Berlin (taz) – Die Christdemokraten wollen dem beamteten Professor an den Kragen. „Eine Verbeamtung der Hochschullehrer auf Lebenszeit“ solle künftig die Ausnahme sein. Die CDU will dazu die Emeritierung von über der Hälfte der deutschen Professorenschaft über die Jahrtausendwende zum Anlaß nehmen. Diese Kampfansage an das althergebrachte Dienstrecht ist das einzig Umstürzlerische im krisengeschüttelten Bildungswesen, das vom Bundesparteitag der unionierten Politchristen zu berichten ist.

Im übrigen ist die CDU auf dem Marsch zurück. Unter der Chiffre „Gleichgewichtsstörungen“ stößt sich die Union am „Mißverhältnis“ zwischen Eignung und Neigung bei der Wahl des Bildungsweges. Bei 30 Prozent eines Jahrganges liege der Anteil der Studenten mittlerweile, lamentierte Karl Lamers über eine Binsenweisheit moderner Industriegesellschaften. Diese unheimliche Vermehrung der Zertifikate, fragte der Staatssekretär im Bildungsministerium rhetorisch die fassungslosen Delegierten, könne doch nicht mit der selbigen Vermehrung der Begabungen verbunden sein. Der Beifall für Lamers lahmte nur deswegen, weil sich zur Generalaussprache über die Bildungspolitik – immerhin einer der beiden Schwerpunkte des Parteitages – der Sitzungssaal in Windeseile leerte.

Der Tenor des neuen bildungspolitischen Grundsatzprogrammes der Union lautet: Verschärfung, Beschleunigung, Bestrafung.
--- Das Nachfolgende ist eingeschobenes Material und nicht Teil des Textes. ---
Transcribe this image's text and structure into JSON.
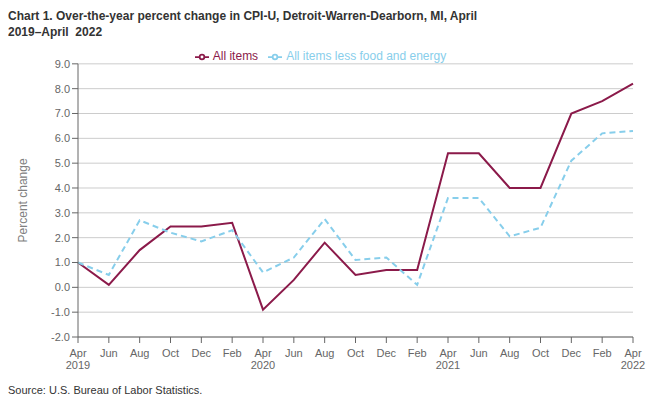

Das Abitur soll künftig nach acht Jahren erreicht werden und dafür „wieder eine verläßliche Aussage über die Studierfähigkeit machen“. Der Zugang zu den Unis wird beengt und der Austritt aus ihnen beschleunigt, weil sie „durch massive Überfüllung“ gekennzeichnet seien. Notfalls wird dabei mit Studiengebühren nachgeholfen.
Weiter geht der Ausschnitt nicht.